Agriculture might not be the first thing that comes to mind when sampling the delights of Berlin. It’s a sprawling metropolis, cross-hatched by boulevards and large cement buildings. Yet tucked between the city’s warehouses, apartment blocks and train lines is one of Europe’s largest collections of urban allotments.
For well over a century, Berliners have used allotments – kleingärten or schrebergarten in German – to spend time outside and grow fruit, vegetables and herbs. This land was especially crucial during times of war and instability, when shop shelves were often empty and fresh produce commanded extremely high prices. At roughly 24 sq m per plot, the allotments were large enough to help provide food security for many families.

Today, Berlin has 870 community gardens with roughly 70,000 allotment plots. Though the majority of Berliners no longer depend on them for food, they are increasingly popular for hobbyist farmers; wait times for an allotment can reach eight years. The plots preserve a “cultural memory of urban cultivation” and reinforce the idea that “food production belongs in the city”, says Dr Monika Egerer, a professor of urban productive ecosystems at the Technical University of Munich.
Egerer views allotments’ modern value less as a matter of production volume and more about keeping culinary heritage alive. “Kleingärten aren’t feeding cities quantitatively at scale,” she says. “But qualitatively, they’re very significant. They maintain practical knowledge of cultivation, preserve local and heirloom varieties, and sustain a culture of seasonal eating and food literacy that’s increasingly rare in industrial food systems.”
In recent years, many of the city’s most ambitious dining rooms have started connecting their kitchens with allotments. Chefs have built direct relationships with small growers across Berlin, designing menus around what the land can provide. Dubbed “brutal lokal” by Berlin restaurant Nobelhart & Schmutzig, the movement’s central principle is strict enough to warrant the name: nothing reaches a diner’s plate that couldn’t be grown, raised or foraged in Berlin or the fields around it.
For Vadim Otto Ursus, the founder of acclaimed restaurant Otto, brutal lokal improves both the food and the dining experience. “Local ingredients taste of your surroundings. They give you a sense of time and place,” he says. “It’s one of the best ways to get to know a culture.” Working closely with small suppliers, he adds, also opens up ingredients that commercial supply chains don’t offer: seeds, sprouts and vegetables picked unripe or overripe.

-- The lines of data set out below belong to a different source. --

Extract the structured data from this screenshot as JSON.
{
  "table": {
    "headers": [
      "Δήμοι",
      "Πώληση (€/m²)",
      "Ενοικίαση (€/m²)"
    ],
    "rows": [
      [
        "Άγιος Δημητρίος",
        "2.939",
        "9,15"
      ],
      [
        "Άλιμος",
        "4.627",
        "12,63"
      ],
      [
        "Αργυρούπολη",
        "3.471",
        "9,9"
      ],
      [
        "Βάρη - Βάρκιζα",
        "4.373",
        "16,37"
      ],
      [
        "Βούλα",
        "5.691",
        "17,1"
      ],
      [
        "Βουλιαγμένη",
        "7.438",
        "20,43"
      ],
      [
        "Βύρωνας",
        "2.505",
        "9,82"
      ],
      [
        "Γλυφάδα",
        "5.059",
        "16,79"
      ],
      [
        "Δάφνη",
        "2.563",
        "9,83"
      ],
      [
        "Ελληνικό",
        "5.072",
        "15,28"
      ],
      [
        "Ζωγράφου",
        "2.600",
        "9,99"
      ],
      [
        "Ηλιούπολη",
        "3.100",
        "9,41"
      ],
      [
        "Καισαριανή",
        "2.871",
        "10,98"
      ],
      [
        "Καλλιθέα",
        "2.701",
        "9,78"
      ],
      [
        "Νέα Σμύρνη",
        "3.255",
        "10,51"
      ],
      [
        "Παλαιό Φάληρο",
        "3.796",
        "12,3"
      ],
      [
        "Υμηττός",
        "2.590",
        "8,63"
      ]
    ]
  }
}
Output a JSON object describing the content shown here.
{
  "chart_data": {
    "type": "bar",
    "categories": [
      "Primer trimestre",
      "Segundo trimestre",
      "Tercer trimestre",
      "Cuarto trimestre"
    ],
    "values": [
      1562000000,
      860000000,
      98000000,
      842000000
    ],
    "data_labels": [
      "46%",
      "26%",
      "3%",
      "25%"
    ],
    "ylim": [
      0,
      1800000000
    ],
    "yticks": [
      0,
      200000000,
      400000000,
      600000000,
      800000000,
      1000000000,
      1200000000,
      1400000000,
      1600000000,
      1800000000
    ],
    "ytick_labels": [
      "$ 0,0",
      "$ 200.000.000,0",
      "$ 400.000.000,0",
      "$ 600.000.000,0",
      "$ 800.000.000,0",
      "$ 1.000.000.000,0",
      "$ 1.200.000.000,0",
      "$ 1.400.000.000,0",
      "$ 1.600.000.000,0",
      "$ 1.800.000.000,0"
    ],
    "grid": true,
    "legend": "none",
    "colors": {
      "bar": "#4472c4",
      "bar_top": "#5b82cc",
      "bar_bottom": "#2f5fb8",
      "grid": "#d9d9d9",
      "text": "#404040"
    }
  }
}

To help support small farmers, a number of Berlin kitchens have joined charity Die Gemeinschaft (the community). Founded in 2017 by Nobelhart & Schmutzig and fellow Michelin-starred eatery Horváth, Die Gemeinschaft brings together a network of German farmers, food producers and restaurants in a bid to create a “better food system” that uses regionally grown food and promotes equitable working conditions. The charity currently has 145 members across Germany.
“[Berlin] is an incredibly green city and people genuinely want to know where their food comes from”, says Nikodemus Berger, the head chef at Michelin-starred vegan restaurant and Die Gemeinschaft member Bonvivant. The focus on sourcing food from the region has, he believes, helped the city define its identity within the fine-dining scene. “We don’t need to import everything to do fine dining anymore,” Berger continues. “We take pride in showing what the region can do. Vegetables harvested in Brandenburg in the morning and arriving by midday simply taste better, crisper and more intense.”
Few places embody the kleingärten spirit as literally as Café Botanico in Neukölln, where a 1,000 sq m permaculture garden supplies the restaurant with herbs, vegetables and edible flowers. Its founder, Martin Höfft, didn’t set out to run a restaurant. “I’m a geographer and permaculture gardener,” he says. He kept an allotment of his own for years and admits that Café Botanico “was essentially built to market my herbs because I had more than I could eat and I needed money to come in to pay for the garden’s rent”.
Unlike the city’s Michelin-starred brutal lokal restaurants, Café Botanico is not a fine-dining establishment – and that’s entirely by design. Offering high-quality, garden-grown food at mid-range prices, the restaurant is metres from where the ingredients are picked, allowing the plot-to-plate journey to become part of the meal. During service, the grounds – which were an allotment prior to Höfft’s arrival – stay open to anyone who wants a mid-meal wander.
Growing your own food, Höfft says, takes “more thought, more patience, more creativity”. Dishes have to be built around whatever the season delivers. But that constraint is exactly what many Berlin chefs have come to value. When winter leaves Berger, Bonvivant’s head chef, with little but cabbage and root vegetables, he turns to fermentation and preservation, using koji, pickles and aged vegetable garums to build variety from a thin harvest. With fewer ingredients on hand, he becomes more inventive. “If you have access to everything all year round, you get lazy,” he says. “Seasonality forces us, in a very positive way, to dig deeper into our technical toolkit.”